ECLI:NL:RBDHA:2016:16513
Rechtbank Den Haag
- Eerste aanleg - enkelvoudig
- Rechtspraak.nl
Toepassing van vrijheidsontnemende maatregel in asielprocedure en kennisgeving aan de rechtbank
In deze zaak heeft de rechtbank Den Haag op 18 oktober 2016 uitspraak gedaan in een beroep tegen een vrijheidsontnemende maatregel die was opgelegd aan een eiser van Azerbeidzjaanse nationaliteit. De maatregel was op 31 augustus 2016 ingesteld in het kader van de grensprocedure voor de asielaanvraag van eiser.

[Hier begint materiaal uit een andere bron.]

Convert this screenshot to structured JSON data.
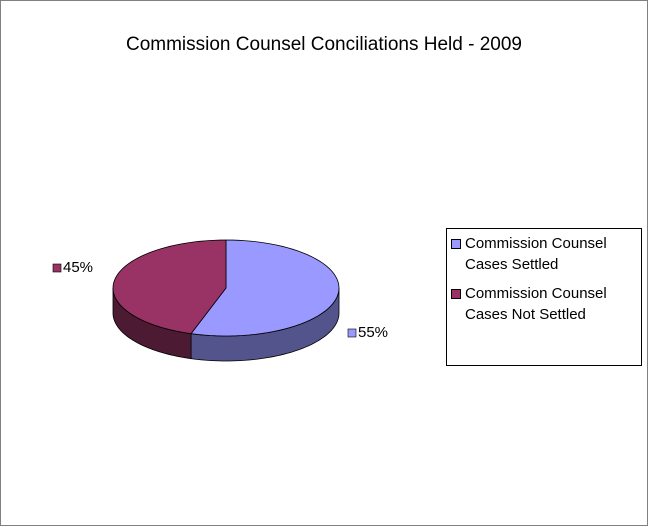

Eiser had op 29 september 2016 beroep ingesteld tegen deze maatregel, maar de rechtbank oordeelde dat het beroep niet-ontvankelijk was omdat het buiten de termijn was ingediend. De rechtbank stelde vast dat de vrijheidsontnemende maatregel op de veertiende dag na de oplegging was opgeheven, waardoor er geen aanleiding was voor de staatssecretaris om de rechtbank op de hoogte te stellen van de maatregel op de achtentwintigste dag, zoals vereist in artikel 94 van de Vreemdelingenwet 2000. De rechtbank verwees naar de memorie van toelichting bij de wijziging van de Vreemdelingenwet, waarin werd gesteld dat de kennisgeving alleen nodig is als de maatregel voortduurt. Eiser voerde aan dat de vrijheidsontneming onrechtmatig was, maar de rechtbank oordeelde dat de maatregel rechtmatig was en niet in strijd met de Vreemdelingenwet of de Europese richtlijnen. De rechtbank verklaarde het beroep ongegrond en wees het verzoek om schadevergoeding af.